The Governor will continue the State’s existing investments in protecting farmland in the Hudson Valley, supporting agriculture in the Southern Tier, promoting environmental stewardship, and mitigating the effects of climate change. He proposes an allotment of $32.5 million for a new Climate Change Mitigation and Adaption category in the Environmental Protection Fund.
Taste NY is a marketing initiative that was created in 2013 to promote New York-produced foods and beverages. The Governor proposes to expand the Taste NY program with an investment of $1.1 million in 2016. He has laid out a plan to launch four new Taste NY stores, increase concession partnerships at sports and entertainment locations, and expand sales displays at high-traffic transportation hubs and other venues. The plan includes recruiting 100 new producers to join the program.
Other proposals include:
- A 100 percent nonrefundable credit, regardless of usage, for farm vehicle use on the Thruway, beginning on January 1, 2016, and ending on December 31, 2018
- Authorizing the Empire State Development Corporation (“ESDC”) to administer agricultural and dairy marketing orders. Marketing orders are agricultural marketing programs that are currently administered by the Department of Agriculture and Markets. The ESDC is considered to have more extensive marketing expertise than the the Department of Agriculture and Markets.
- Increasing the use of renewable energy by providing $150 million in technical and financial support to install solar panels on 150,000 additional homes and businesses and 300 additional wind turbines by 2020, along with other initiatives
The Year Ahead
The coming year could be one of significant change for New York’s alcoholic beverage industry. As the Governor points out, this sector has experienced remarkable growth over the past five years:
Since 2010, the number of farm wineries in New York has increased by over 60 percent and the number of microbreweries has increased by 233 percent. Since Governor Cuomo took office, farm-based beverage licenses have more than doubled and the new Farm Brewery Law has already resulted in 106 new licensees. In 2015 alone, the State Liquor Authority issued 141 new manufacturing licenses, including eight cidery licenses, 35 distilleries, 25 winery licenses, and 73 brewers.
The industry has, of course, experienced growing pains. The Governor’s proposals are intended to relieve those pains, and they are worth watching as the legislative session and budget process get underway. The Legislature will now deliberate on these proposals and offer many of their own.

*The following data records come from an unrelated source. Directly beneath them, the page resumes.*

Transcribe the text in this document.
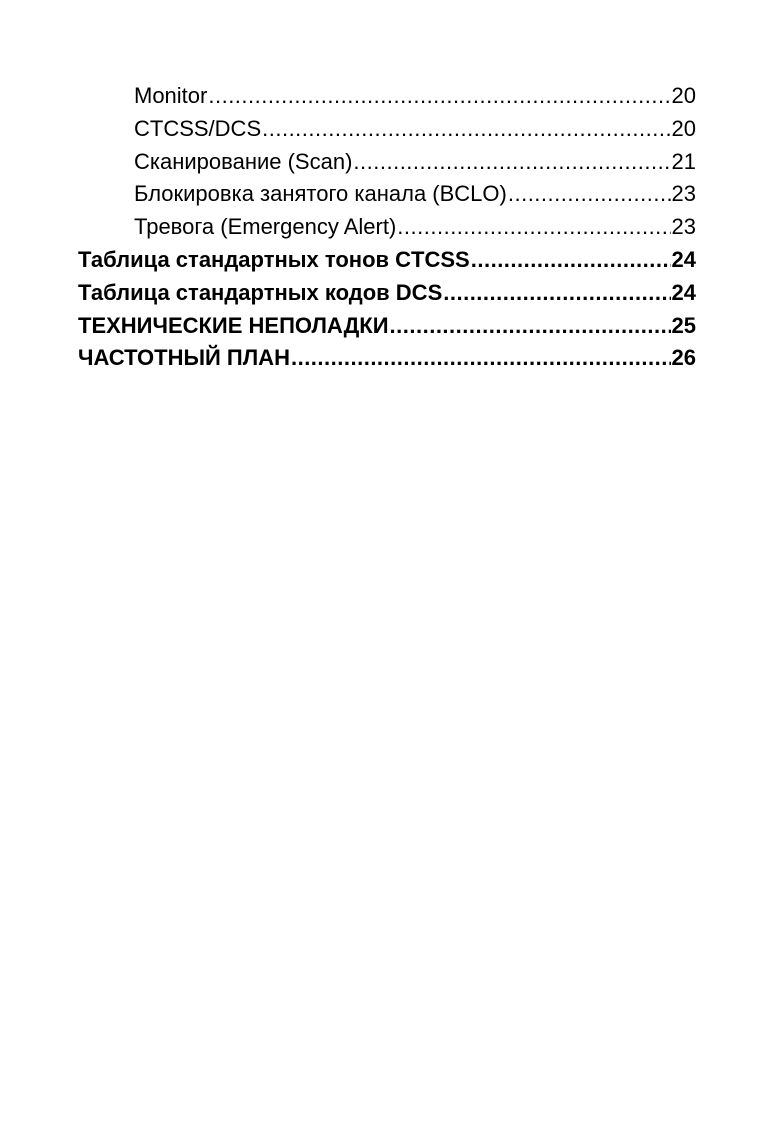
Monitor .....	20
CTCSS/DCS .....	20
Сканирование (Scan) .....	21
Блокировка занятого канала (BCLO) .....	23
Тревога (Emergency Alert) .....	23
Таблица стандартных тонов CTCSS .....	24
Таблица стандартных кодов DCS .....	24
ТЕХНИЧЕСКИЕ НЕПОЛАДКИ .....	25
ЧАСТОТНЫЙ ПЛАН .....	26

For complete information on all budget and State of the State proposals that affect the wine industry, including proposed appropriations and policies, visit the Division of the Budget website.
 According to the Policy Book, the craft beverage industry paid $10 million in these taxes last year.
 None of these increases was legislated, and lawsuits are almost certain to follow. The National Restaurant Association has already challenged the fast food minimum wage increase before the New York State Industrial Board of Appeals.